– Chciałbym zostać na dłużej, ale najważniejsze dla nas wszystkich jest dzisiaj dobro Korony – powiedział tymczasowy trener kieleckich piłkarzy Kamil Kuzera. W ostatniej tegorocznej kolejce PKO BP Ekstraklasy „żółto–czerwoni” zmierzą się w sobotę na „Suzuki Arenie” z Widzewem Łódź.
Dla 39–letniego Kamila Kuzery, który 29 października zastąpił na stanowisku szkoleniowca pierwszej drużyny Leszka Ojrzyńskiego, będzie to drugie spotkanie w charakterze trenera Korony.
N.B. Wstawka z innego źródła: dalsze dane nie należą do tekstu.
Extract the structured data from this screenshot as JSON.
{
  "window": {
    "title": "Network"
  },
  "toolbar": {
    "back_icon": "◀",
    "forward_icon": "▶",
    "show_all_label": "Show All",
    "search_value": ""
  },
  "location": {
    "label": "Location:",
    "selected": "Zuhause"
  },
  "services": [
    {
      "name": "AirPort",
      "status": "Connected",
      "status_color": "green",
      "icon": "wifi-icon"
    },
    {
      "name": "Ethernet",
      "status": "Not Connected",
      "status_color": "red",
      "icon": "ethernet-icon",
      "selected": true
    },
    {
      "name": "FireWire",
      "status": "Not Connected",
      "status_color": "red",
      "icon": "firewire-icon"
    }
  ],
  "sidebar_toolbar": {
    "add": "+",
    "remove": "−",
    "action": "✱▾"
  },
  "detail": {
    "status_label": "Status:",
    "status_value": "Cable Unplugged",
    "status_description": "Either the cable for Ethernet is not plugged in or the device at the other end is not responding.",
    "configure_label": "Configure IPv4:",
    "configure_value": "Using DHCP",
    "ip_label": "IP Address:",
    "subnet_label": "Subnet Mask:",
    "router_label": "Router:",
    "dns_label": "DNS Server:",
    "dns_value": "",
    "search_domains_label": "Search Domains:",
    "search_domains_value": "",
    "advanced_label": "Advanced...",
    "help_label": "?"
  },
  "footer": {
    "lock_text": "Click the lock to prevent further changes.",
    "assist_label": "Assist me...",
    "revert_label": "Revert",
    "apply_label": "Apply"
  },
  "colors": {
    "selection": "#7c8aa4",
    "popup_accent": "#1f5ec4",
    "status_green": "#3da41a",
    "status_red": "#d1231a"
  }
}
W pierwszym, kielczanie przegrali na wyjeździe z aktualnym mistrzem Polski, Lechem Poznań 2:3. Zwycięską bramkę gospodarze zdobyli w doliczonym czasie gry.
Wynik konfrontacji z Widzewem Łódź, a także to jak na boisku zaprezentują się piłkarze, mogą mieć wpływ na decyzję działaczy klubu ze Ściegiennego, o ewentualnym pozostawieniu Kamila Kuzery na stanowisku pierwszego trenera na dłużej.
– Nie myślę o tym co będzie. Jestem w klubie, któremu bardzo dużo zawdzięczam. Zostawiłem tutaj dużo zdrowia jako piłkarz, a jako trener wciąż się rozwijam, dostaję szanse i z nich korzystam. Może to zabrzmi dziwnie, ale dla mnie nie ma znaczenia, czy zostanę ja, czy przyjdzie ktoś inny. Najważniejsza jest droga Korony i to, żeby ta drużyna zaczęła w końcu punktować. Borykamy się z problemami, ale mimo wszystko idziemy do przodu. Oczywiście nie mówię, że nie chciałbym zostać trenerem na dłużej. Bardzo bym chciał, ale życie jest, jakie jest. Zaakceptuję każdą decyzję. Najważniejsze dla nas wszystkich jest dzisiaj dobry Korony – stwierdził wychowanek kieleckiego klubu.
Korona nie odniosła zwycięstwa w dziewięciu ligowych meczach z rzędu. Jeśli doliczymy do tego Fortuna Puchar Polski, to ta fatalna seria wydłuży się do dziesięciu spotkań. Szansą na przełamanie będzie z pewnością sobotnie starcie z Widzewem Łódź, które rozpocznie się na „Suzuki Arenie” o godzinie 12.30.